クリスマスが過ぎ、歳を越し、今日は1月の第3水曜日。同期会の日だ。

 今回は訳があって、いつになく豪華に河豚料理の店に集まっている。持ち回りの幹事は岡野で、欠席者はゼロ。

 訳あって真ん中にふゆみが座り、俺はその隣。今までは俺にくっ付いていた上原は、俺の斜め前で、その隣は田所だ。

 実はこの二人、最近付き合いだしたらしい。漫才のコンビみたいなところもあるが、案外お似合いのカップルじゃないかと思う。

 俺の正面は、今回も速水が座っている。それが多いのは偶然だと思っていたが、実は速水は、俺を近くで観察するのが好きなのだと、ふゆみから教えてもらった。悪趣味なやつだ。

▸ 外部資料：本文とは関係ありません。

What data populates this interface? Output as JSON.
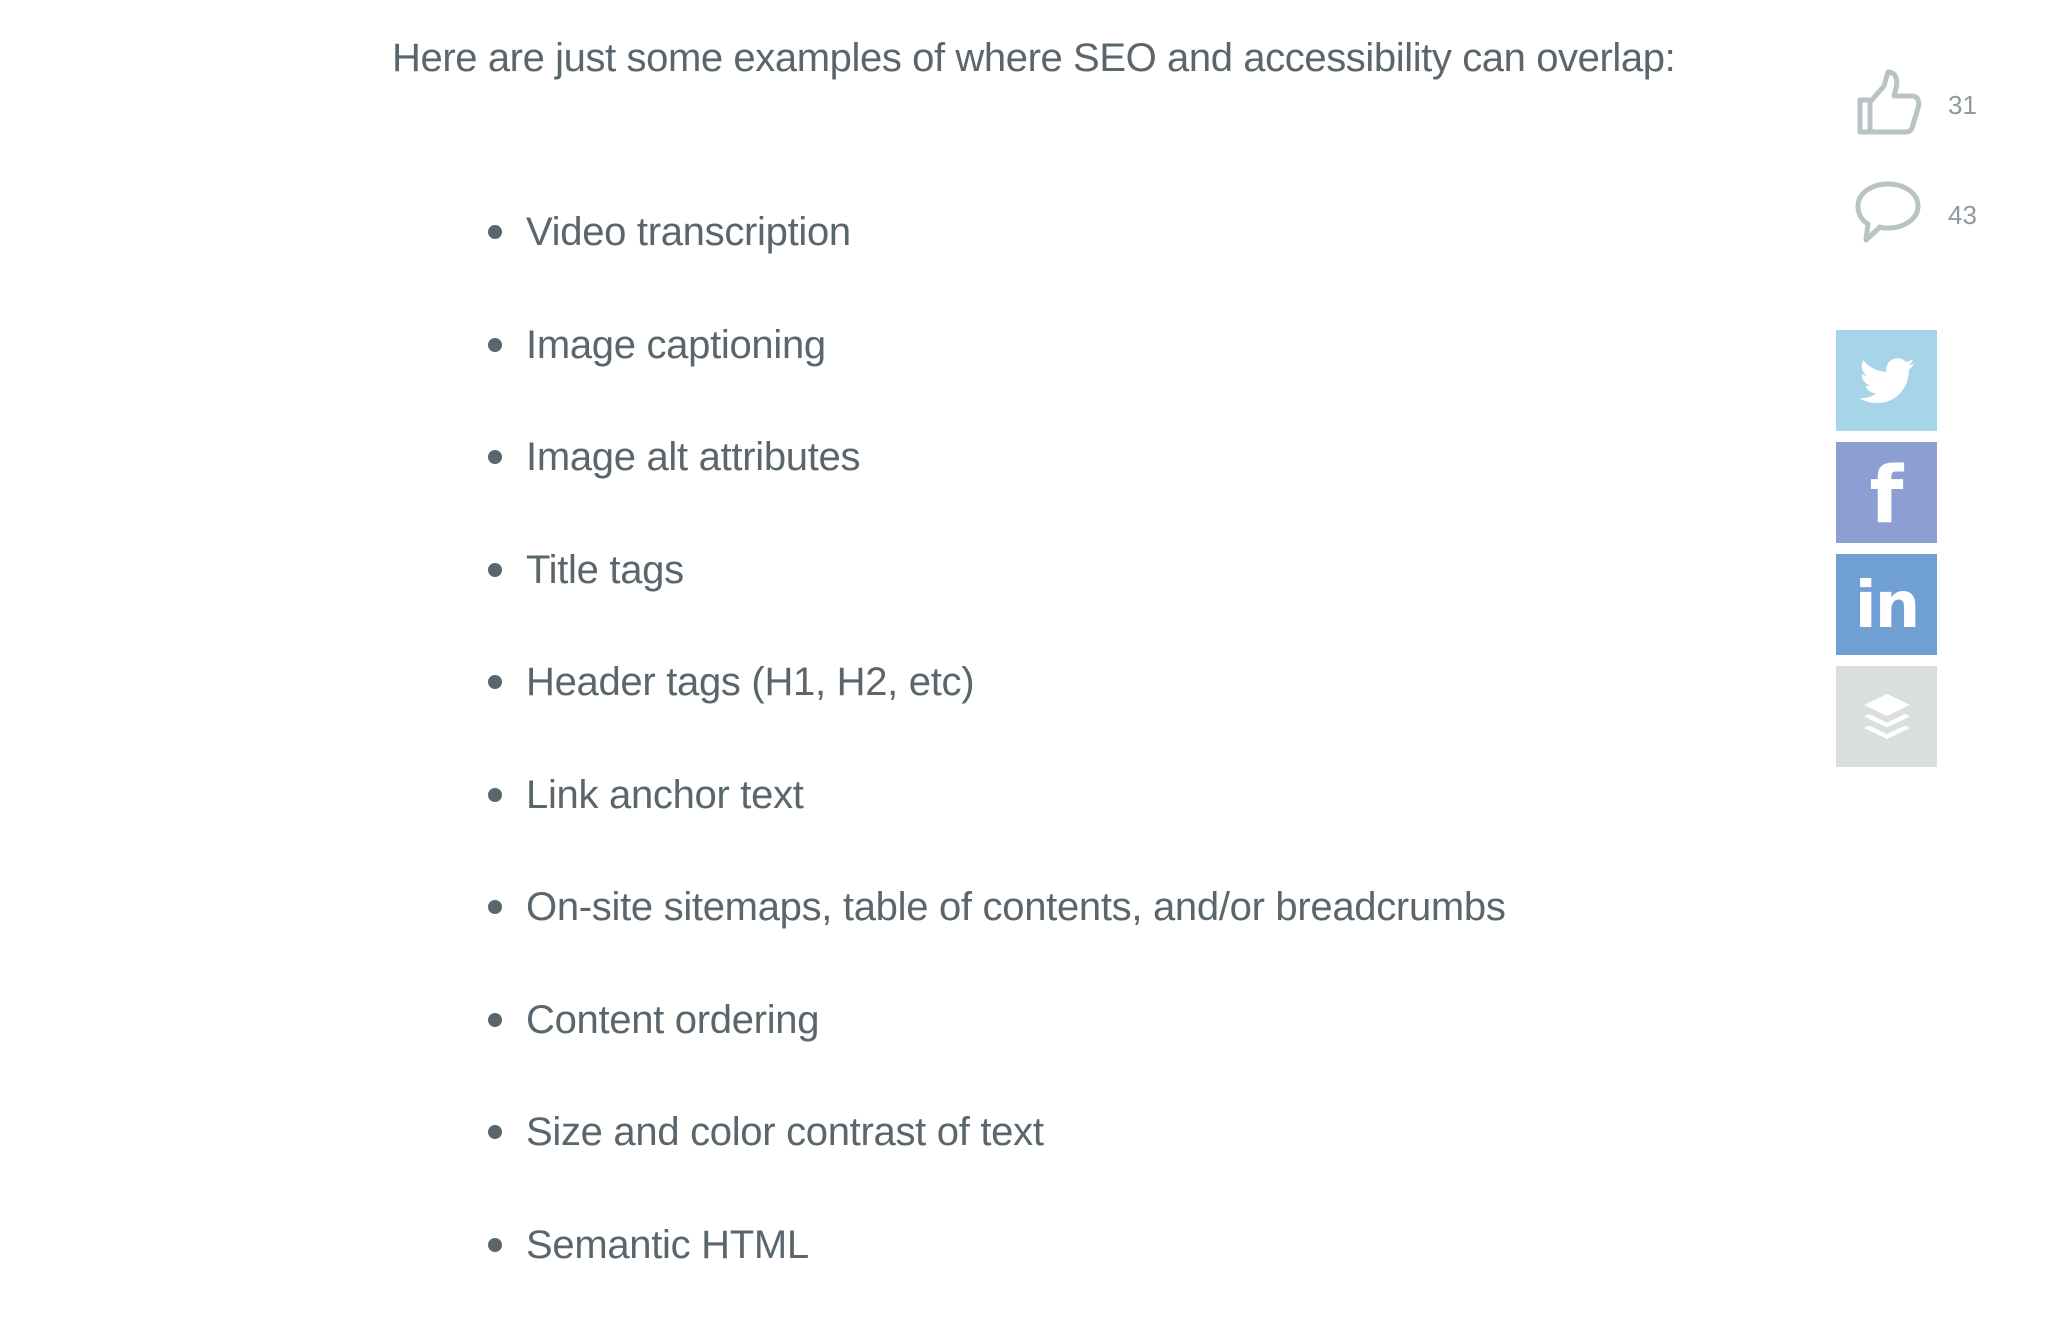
{
  "article": {
    "intro": "Here are just some examples of where SEO and accessibility can overlap:",
    "examples": [
      "Video transcription",
      "Image captioning",
      "Image alt attributes",
      "Title tags",
      "Header tags (H1, H2, etc)",
      "Link anchor text",
      "On-site sitemaps, table of contents, and/or breadcrumbs",
      "Content ordering",
      "Size and color contrast of text",
      "Semantic HTML"
    ]
  },
  "sidebar": {
    "likes": {
      "icon": "thumbs-up-icon",
      "count": "31"
    },
    "comments": {
      "icon": "comment-icon",
      "count": "43"
    },
    "share": [
      {
        "name": "twitter",
        "icon": "twitter-icon",
        "color": "#a8d4ea"
      },
      {
        "name": "facebook",
        "icon": "facebook-icon",
        "color": "#8d9fd2"
      },
      {
        "name": "linkedin",
        "icon": "linkedin-icon",
        "color": "#6f9fd3"
      },
      {
        "name": "buffer",
        "icon": "buffer-icon",
        "color": "#d9dedf"
      }
    ]
  },
  "colors": {
    "text": "#5a656c",
    "muted": "#8f999e",
    "icon_stroke": "#b9c2c4"
  }
}
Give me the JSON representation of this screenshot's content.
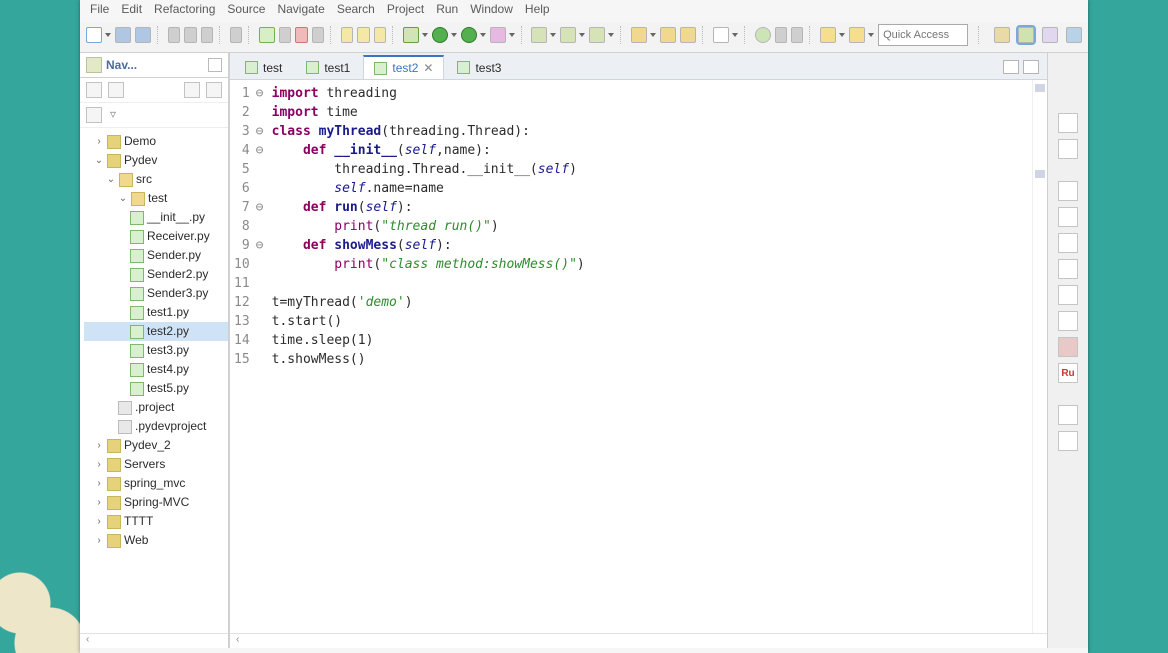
{
  "menu": [
    "File",
    "Edit",
    "Refactoring",
    "Source",
    "Navigate",
    "Search",
    "Project",
    "Run",
    "Window",
    "Help"
  ],
  "quick_access_placeholder": "Quick Access",
  "navigator": {
    "title": "Nav...",
    "projects": [
      "Demo",
      "Pydev",
      "Pydev_2",
      "Servers",
      "spring_mvc",
      "Spring-MVC",
      "TTTT",
      "Web"
    ],
    "expanded": {
      "Pydev": {
        "src": {
          "test": [
            "__init__.py",
            "Receiver.py",
            "Sender.py",
            "Sender2.py",
            "Sender3.py",
            "test1.py",
            "test2.py",
            "test3.py",
            "test4.py",
            "test5.py"
          ],
          "files": [
            ".project",
            ".pydevproject"
          ]
        }
      }
    },
    "selected_file": "test2.py"
  },
  "editor_tabs": [
    {
      "label": "test",
      "active": false
    },
    {
      "label": "test1",
      "active": false
    },
    {
      "label": "test2",
      "active": true
    },
    {
      "label": "test3",
      "active": false
    }
  ],
  "code": {
    "lines": [
      {
        "n": 1,
        "fold": "⊖",
        "tokens": [
          {
            "t": "import ",
            "c": "kw"
          },
          {
            "t": "threading",
            "c": ""
          }
        ]
      },
      {
        "n": 2,
        "fold": "",
        "tokens": [
          {
            "t": "import ",
            "c": "kw"
          },
          {
            "t": "time",
            "c": ""
          }
        ]
      },
      {
        "n": 3,
        "fold": "⊖",
        "tokens": [
          {
            "t": "class ",
            "c": "kw"
          },
          {
            "t": "myThread",
            "c": "def"
          },
          {
            "t": "(threading.Thread):",
            "c": ""
          }
        ]
      },
      {
        "n": 4,
        "fold": "⊖",
        "tokens": [
          {
            "t": "    ",
            "c": ""
          },
          {
            "t": "def ",
            "c": "kw"
          },
          {
            "t": "__init__",
            "c": "def"
          },
          {
            "t": "(",
            "c": ""
          },
          {
            "t": "self",
            "c": "self"
          },
          {
            "t": ",name):",
            "c": ""
          }
        ]
      },
      {
        "n": 5,
        "fold": "",
        "tokens": [
          {
            "t": "        threading.Thread.__init__(",
            "c": ""
          },
          {
            "t": "self",
            "c": "self"
          },
          {
            "t": ")",
            "c": ""
          }
        ]
      },
      {
        "n": 6,
        "fold": "",
        "tokens": [
          {
            "t": "        ",
            "c": ""
          },
          {
            "t": "self",
            "c": "self"
          },
          {
            "t": ".name=name",
            "c": ""
          }
        ]
      },
      {
        "n": 7,
        "fold": "⊖",
        "tokens": [
          {
            "t": "    ",
            "c": ""
          },
          {
            "t": "def ",
            "c": "kw"
          },
          {
            "t": "run",
            "c": "def"
          },
          {
            "t": "(",
            "c": ""
          },
          {
            "t": "self",
            "c": "self"
          },
          {
            "t": "):",
            "c": ""
          }
        ]
      },
      {
        "n": 8,
        "fold": "",
        "tokens": [
          {
            "t": "        ",
            "c": ""
          },
          {
            "t": "print",
            "c": "builtin"
          },
          {
            "t": "(",
            "c": ""
          },
          {
            "t": "\"thread run()\"",
            "c": "str"
          },
          {
            "t": ")",
            "c": ""
          }
        ]
      },
      {
        "n": 9,
        "fold": "⊖",
        "tokens": [
          {
            "t": "    ",
            "c": ""
          },
          {
            "t": "def ",
            "c": "kw"
          },
          {
            "t": "showMess",
            "c": "def"
          },
          {
            "t": "(",
            "c": ""
          },
          {
            "t": "self",
            "c": "self"
          },
          {
            "t": "):",
            "c": ""
          }
        ]
      },
      {
        "n": 10,
        "fold": "",
        "tokens": [
          {
            "t": "        ",
            "c": ""
          },
          {
            "t": "print",
            "c": "builtin"
          },
          {
            "t": "(",
            "c": ""
          },
          {
            "t": "\"class method:showMess()\"",
            "c": "str"
          },
          {
            "t": ")",
            "c": ""
          }
        ]
      },
      {
        "n": 11,
        "fold": "",
        "tokens": [
          {
            "t": "",
            "c": ""
          }
        ]
      },
      {
        "n": 12,
        "fold": "",
        "tokens": [
          {
            "t": "t=myThread(",
            "c": ""
          },
          {
            "t": "'demo'",
            "c": "str"
          },
          {
            "t": ")",
            "c": ""
          }
        ]
      },
      {
        "n": 13,
        "fold": "",
        "tokens": [
          {
            "t": "t.start()",
            "c": ""
          }
        ]
      },
      {
        "n": 14,
        "fold": "",
        "tokens": [
          {
            "t": "time.sleep(1)",
            "c": ""
          }
        ]
      },
      {
        "n": 15,
        "fold": "",
        "tokens": [
          {
            "t": "t.showMess()",
            "c": ""
          }
        ]
      }
    ]
  },
  "colors": {
    "keyword": "#8b0060",
    "def": "#1a1a8c",
    "string": "#2e8b2e"
  }
}
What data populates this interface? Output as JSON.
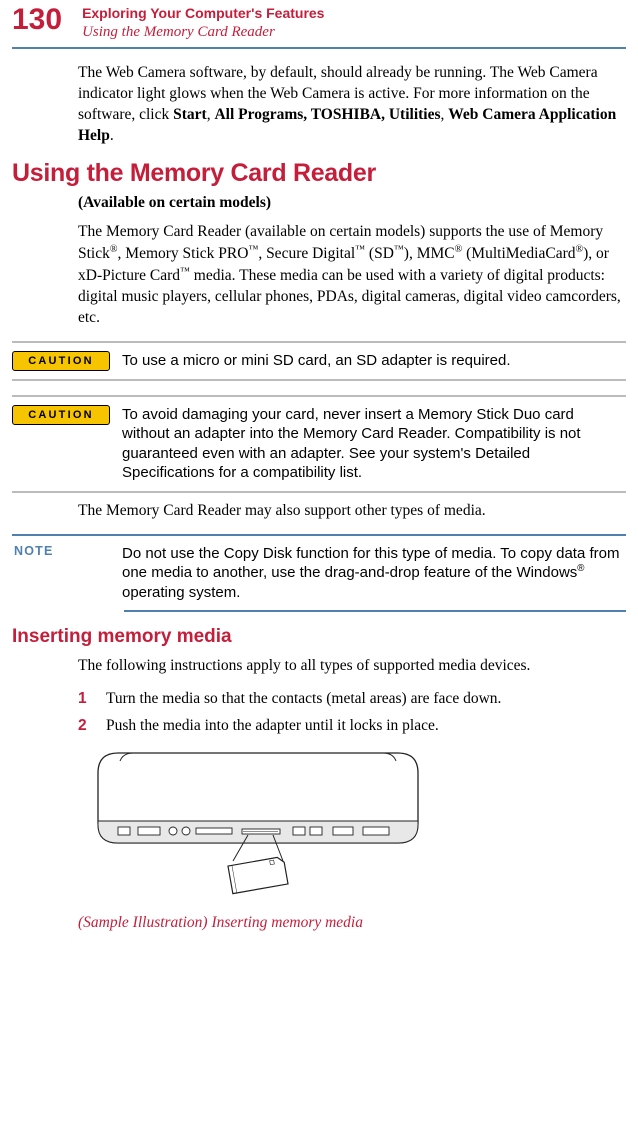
{
  "page_number": "130",
  "chapter_title": "Exploring Your Computer's Features",
  "section_title_header": "Using the Memory Card Reader",
  "intro_para_1a": "The Web Camera software, by default, should already be running. The Web Camera indicator light glows when the Web Camera is active. For more information on the software, click ",
  "intro_start": "Start",
  "intro_sep1": ", ",
  "intro_allprog": "All Programs, TOSHIBA, Utilities",
  "intro_sep2": ", ",
  "intro_help": "Web Camera Application Help",
  "intro_period": ".",
  "h1": "Using the Memory Card Reader",
  "avail": "(Available on certain models)",
  "memory_para": "The Memory Card Reader (available on certain models) supports the use of Memory Stick®, Memory Stick PRO™, Secure Digital™ (SD™), MMC® (MultiMediaCard®), or xD-Picture Card™ media. These media can be used with a variety of digital products: digital music players, cellular phones, PDAs, digital cameras, digital video camcorders, etc.",
  "caution_badge": "CAUTION",
  "caution1": "To use a micro or mini SD card, an SD adapter is required.",
  "caution2": "To avoid damaging your card, never insert a Memory Stick Duo card without an adapter into the Memory Card Reader. Compatibility is not guaranteed even with an adapter. See your system's Detailed Specifications for a compatibility list.",
  "support_line": "The Memory Card Reader may also support other types of media.",
  "note_label": "NOTE",
  "note_text": "Do not use the Copy Disk function for this type of media. To copy data from one media to another, use the drag-and-drop feature of the Windows® operating system.",
  "h2": "Inserting memory media",
  "insert_intro": "The following instructions apply to all types of supported media devices.",
  "step1_num": "1",
  "step1": "Turn the media so that the contacts (metal areas) are face down.",
  "step2_num": "2",
  "step2": "Push the media into the adapter until it locks in place.",
  "caption": "(Sample Illustration) Inserting memory media"
}
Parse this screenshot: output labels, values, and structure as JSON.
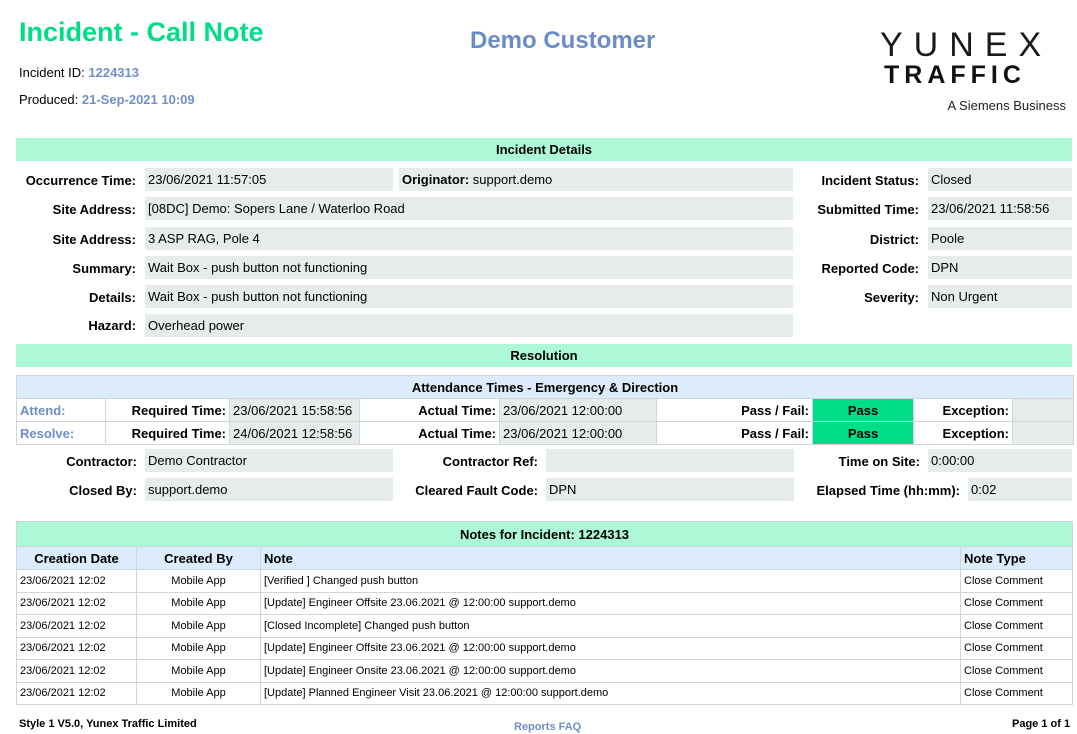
{
  "header": {
    "title": "Incident - Call Note",
    "incident_id_label": "Incident ID:",
    "incident_id": "1224313",
    "produced_label": "Produced:",
    "produced": "21-Sep-2021 10:09",
    "customer": "Demo Customer",
    "logo": {
      "line1": "YUNEX",
      "line2": "TRAFFIC",
      "tagline": "A Siemens Business"
    }
  },
  "incident_details": {
    "title": "Incident Details",
    "occurrence_time_label": "Occurrence Time:",
    "occurrence_time": "23/06/2021 11:57:05",
    "originator_label": "Originator:",
    "originator": "support.demo",
    "site_address_label": "Site Address:",
    "site_address_1": "[08DC] Demo: Sopers Lane / Waterloo Road",
    "site_address_2": "3 ASP RAG, Pole 4",
    "summary_label": "Summary:",
    "summary": "Wait Box - push button not functioning",
    "details_label": "Details:",
    "details": "Wait Box - push button not functioning",
    "hazard_label": "Hazard:",
    "hazard": "Overhead power",
    "status_label": "Incident Status:",
    "status": "Closed",
    "submitted_label": "Submitted Time:",
    "submitted": "23/06/2021 11:58:56",
    "district_label": "District:",
    "district": "Poole",
    "reported_code_label": "Reported Code:",
    "reported_code": "DPN",
    "severity_label": "Severity:",
    "severity": "Non Urgent"
  },
  "resolution": {
    "title": "Resolution",
    "attendance_title": "Attendance Times - Emergency & Direction",
    "rows": [
      {
        "name": "Attend:",
        "required_label": "Required Time:",
        "required": "23/06/2021 15:58:56",
        "actual_label": "Actual Time:",
        "actual": "23/06/2021 12:00:00",
        "pass_label": "Pass / Fail:",
        "pass": "Pass",
        "exception_label": "Exception:",
        "exception": ""
      },
      {
        "name": "Resolve:",
        "required_label": "Required Time:",
        "required": "24/06/2021 12:58:56",
        "actual_label": "Actual Time:",
        "actual": "23/06/2021 12:00:00",
        "pass_label": "Pass / Fail:",
        "pass": "Pass",
        "exception_label": "Exception:",
        "exception": ""
      }
    ],
    "contractor_label": "Contractor:",
    "contractor": "Demo Contractor",
    "contractor_ref_label": "Contractor Ref:",
    "contractor_ref": "",
    "time_on_site_label": "Time on Site:",
    "time_on_site": "0:00:00",
    "closed_by_label": "Closed By:",
    "closed_by": "support.demo",
    "cleared_fault_label": "Cleared Fault Code:",
    "cleared_fault": "DPN",
    "elapsed_label": "Elapsed Time (hh:mm):",
    "elapsed": "0:02"
  },
  "notes": {
    "title_prefix": "Notes for Incident:",
    "incident_id": "1224313",
    "columns": [
      "Creation Date",
      "Created By",
      "Note",
      "Note Type"
    ],
    "rows": [
      [
        "23/06/2021 12:02",
        "Mobile App",
        "[Verified ] Changed push button",
        "Close Comment"
      ],
      [
        "23/06/2021 12:02",
        "Mobile App",
        "[Update] Engineer Offsite 23.06.2021 @ 12:00:00 support.demo",
        "Close Comment"
      ],
      [
        "23/06/2021 12:02",
        "Mobile App",
        "[Closed Incomplete] Changed push button",
        "Close Comment"
      ],
      [
        "23/06/2021 12:02",
        "Mobile App",
        "[Update] Engineer Offsite 23.06.2021 @ 12:00:00 support.demo",
        "Close Comment"
      ],
      [
        "23/06/2021 12:02",
        "Mobile App",
        "[Update] Engineer Onsite 23.06.2021 @ 12:00:00 support.demo",
        "Close Comment"
      ],
      [
        "23/06/2021 12:02",
        "Mobile App",
        "[Update] Planned Engineer Visit 23.06.2021 @ 12:00:00 support.demo",
        "Close Comment"
      ]
    ]
  },
  "footer": {
    "left": "Style 1 V5.0, Yunex Traffic Limited",
    "center_link": "Reports FAQ",
    "right": "Page 1 of 1"
  },
  "colors": {
    "title_green": "#00dd88",
    "accent_blue": "#6f8fc8",
    "band_green": "#adf8d6",
    "header_blue": "#dcecfc",
    "field_grey": "#e6ecec",
    "pass_green": "#00dd88"
  }
}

 やはり訳あって、俺の周りだけ重苦しい空気が漂う中、幹事の岡野がみんなに向かって口を開いた。

「これより、業務系3部の同期会、兼、桜井ふゆみさんの送別会を開催いたします」

 そう。今回はふゆみの送別会を兼ねてるんだ。やはりふゆみは会社に辞表を出していて、実は昨日で既に退社している。

 それが、料理が豪華で、ふゆみが真ん中に座る方の訳だ。俺を取り巻く空気が、重たい方のではなく。